The most recent rumor about our store was that we are part of a larger chain of stores. The "chain of stores" rumor is not surprising, since I do try to make the place look professional. I once came down hard on a pair of con artists after they thought they could pull a check scam on who they thought was a typical corporate store manager. I told them where they could go, pointed out the cameras and they scurried off like the vermin they were.
Being called a chain store in the Bay Area is a kind of slur. There's a Bay Area crunchy granola tendency to spurn chain stores. Unlike my friends and relatives in Southern California, who regularly mention chain stores in their status updates, there's a tendency in the Bay Area to see them as, at best, a necessary evil.

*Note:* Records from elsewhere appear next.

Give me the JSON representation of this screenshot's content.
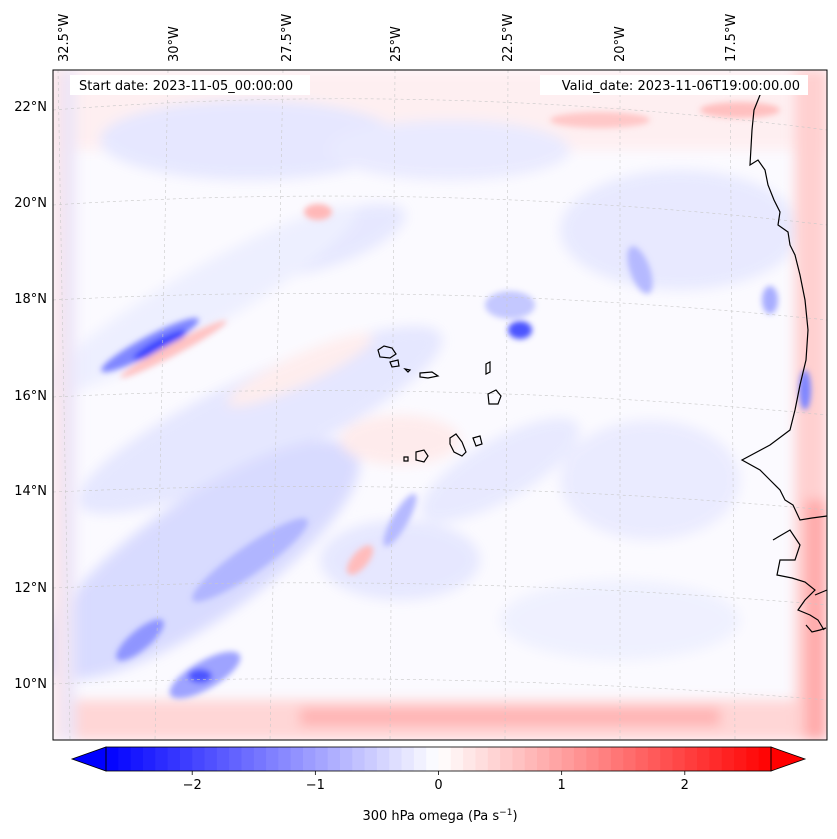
{
  "header": {
    "start_date": "Start date: 2023-11-05_00:00:00",
    "valid_date": "Valid_date: 2023-11-06T19:00:00.00"
  },
  "map": {
    "projection": "lambert-conformal",
    "variable": "300 hPa omega",
    "lon_labels": [
      "32.5°W",
      "30°W",
      "27.5°W",
      "25°W",
      "22.5°W",
      "20°W",
      "17.5°W"
    ],
    "lat_labels": [
      "22°N",
      "20°N",
      "18°N",
      "16°N",
      "14°N",
      "12°N",
      "10°N"
    ],
    "gridlines": true,
    "gridline_style": "dashed-grey",
    "coastline_color": "#000000",
    "colormap": "bwr",
    "features": [
      {
        "kind": "descending-band",
        "sign": "positive",
        "region": "southern edge"
      },
      {
        "kind": "descending-band",
        "sign": "positive",
        "region": "eastern edge"
      },
      {
        "kind": "ascending-streak",
        "sign": "negative",
        "region": "northwest near 17N 30W"
      },
      {
        "kind": "ascending-streak",
        "sign": "negative",
        "region": "southwest 10N-14N"
      },
      {
        "kind": "ascending-cell",
        "sign": "negative",
        "region": "near 17N 23W"
      }
    ]
  },
  "colorbar": {
    "label": "300 hPa omega (Pa s",
    "label_exponent": "−1",
    "label_close": ")",
    "ticks": [
      {
        "value": -2,
        "label": "−2"
      },
      {
        "value": -1,
        "label": "−1"
      },
      {
        "value": 0,
        "label": "0"
      },
      {
        "value": 1,
        "label": "1"
      },
      {
        "value": 2,
        "label": "2"
      }
    ],
    "vmin": -2.7,
    "vmax": 2.7,
    "extend": "both",
    "min_color": "#0000ff",
    "mid_color": "#ffffff",
    "max_color": "#ff0000"
  }
}
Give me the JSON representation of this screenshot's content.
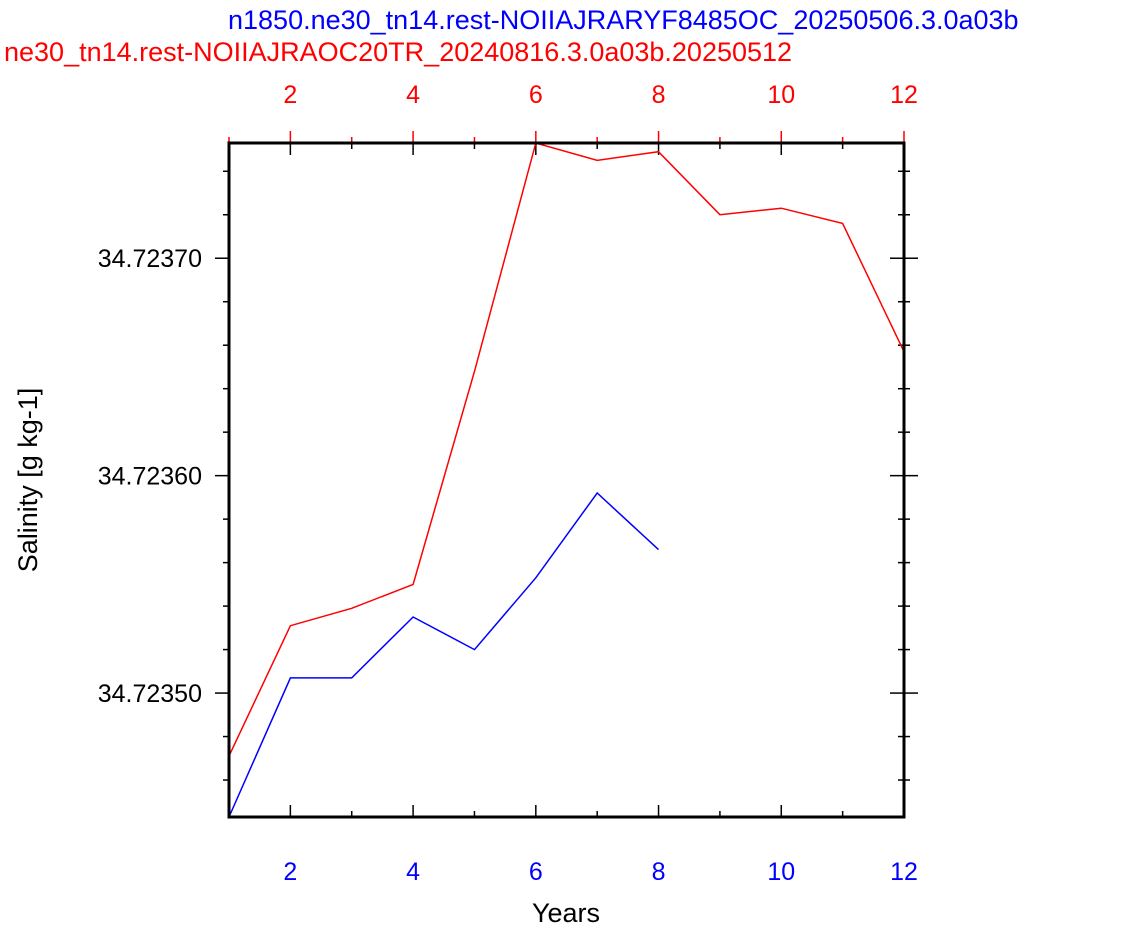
{
  "chart_data": {
    "type": "line",
    "title_blue": "n1850.ne30_tn14.rest-NOIIAJRARYF8485OC_20250506.3.0a03b",
    "title_red": "ne30_tn14.rest-NOIIAJRAOC20TR_20240816.3.0a03b.20250512",
    "xlabel": "Years",
    "ylabel": "Salinity [g kg-1]",
    "bottom_axis": {
      "color": "#0000ff",
      "xlim": [
        1,
        12
      ],
      "ticks": [
        2,
        4,
        6,
        8,
        10,
        12
      ],
      "tick_labels": [
        "2",
        "4",
        "6",
        "8",
        "10",
        "12"
      ]
    },
    "top_axis": {
      "color": "#ff0000",
      "xlim": [
        1,
        12
      ],
      "ticks": [
        2,
        4,
        6,
        8,
        10,
        12
      ],
      "tick_labels": [
        "2",
        "4",
        "6",
        "8",
        "10",
        "12"
      ]
    },
    "ylim": [
      34.723443,
      34.723753
    ],
    "yticks": [
      34.7235,
      34.7236,
      34.7237
    ],
    "ytick_labels": [
      "34.72350",
      "34.72360",
      "34.72370"
    ],
    "grid": false,
    "series": [
      {
        "color": "#0000ff",
        "x": [
          1,
          2,
          3,
          4,
          5,
          6,
          7,
          8
        ],
        "y": [
          34.723443,
          34.723507,
          34.723507,
          34.723535,
          34.72352,
          34.723553,
          34.723592,
          34.723566
        ]
      },
      {
        "color": "#ff0000",
        "x": [
          1,
          2,
          3,
          4,
          5,
          6,
          7,
          8,
          9,
          10,
          11,
          12
        ],
        "y": [
          34.723471,
          34.723531,
          34.723539,
          34.72355,
          34.723648,
          34.723753,
          34.723745,
          34.723749,
          34.72372,
          34.723723,
          34.723716,
          34.723657
        ]
      }
    ]
  }
}
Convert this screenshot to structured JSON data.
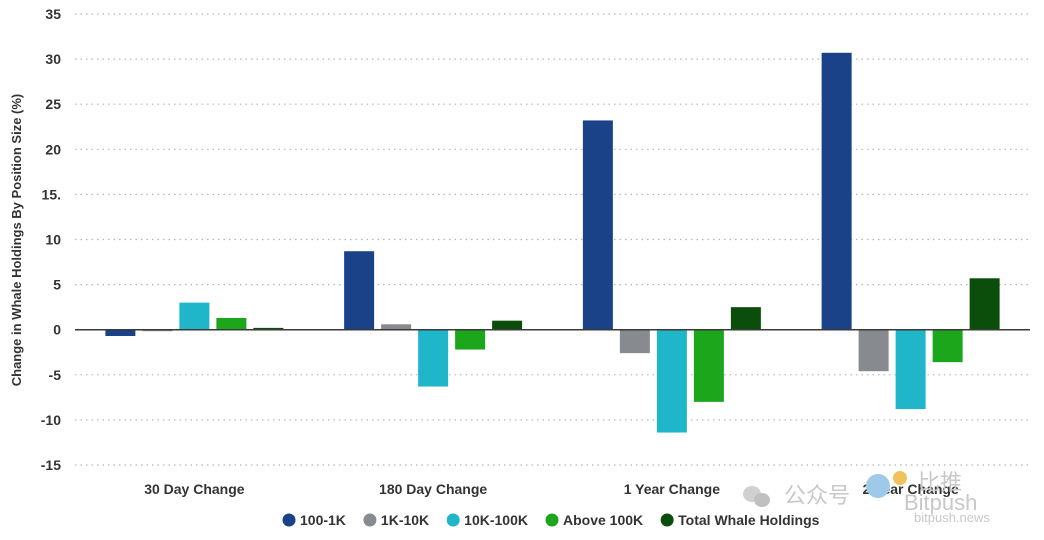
{
  "chart_data": {
    "type": "bar",
    "ylabel": "Change in Whale Holdings By Position Size (%)",
    "ylim": [
      -15,
      35
    ],
    "yticks": [
      35,
      30,
      25,
      20,
      15,
      10,
      5,
      0,
      -5,
      -10,
      -15
    ],
    "ytick_labels": [
      "35",
      "30",
      "25",
      "20",
      "15.",
      "10",
      "5",
      "0",
      "-5",
      "-10",
      "-15"
    ],
    "grid": true,
    "legend_position": "bottom",
    "categories": [
      "30 Day Change",
      "180 Day Change",
      "1 Year Change",
      "2 Year Change"
    ],
    "series": [
      {
        "name": "100-1K",
        "color": "#1a4289",
        "values": [
          -0.7,
          8.7,
          23.2,
          30.7
        ]
      },
      {
        "name": "1K-10K",
        "color": "#878a8e",
        "values": [
          -0.1,
          0.6,
          -2.6,
          -4.6
        ]
      },
      {
        "name": "10K-100K",
        "color": "#1fb6c9",
        "values": [
          3.0,
          -6.3,
          -11.4,
          -8.8
        ]
      },
      {
        "name": "Above 100K",
        "color": "#1ba61b",
        "values": [
          1.3,
          -2.2,
          -8.0,
          -3.6
        ]
      },
      {
        "name": "Total Whale Holdings",
        "color": "#0b4d0b",
        "values": [
          0.2,
          1.0,
          2.5,
          5.7
        ]
      }
    ]
  },
  "watermark": {
    "brand_cn": "比推",
    "brand_en": "Bitpush",
    "wechat_label": "公众号",
    "site": "bitpush.news"
  }
}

Positioning your opponent as big is also a good business strategy, ala Guy Kawasaki. Americans love the underdog and love to hate the big guy. Being labeled a chain store kills your indie buzz and sets you up to be knocked down. That's not to say I don't want more stores. In fact, I decided this week that a second store is desirable, if not close to totally impossible to pull off.
In any case, you can read my background here. We've got several investors in the business, but I'm the majority owner, or shareholder I guess it's called, since we just converted to a corporation. Nobody was or is rich. I was a dot-com guy at one point, but never got any value from those stock options. There is but one Black Diamond Games.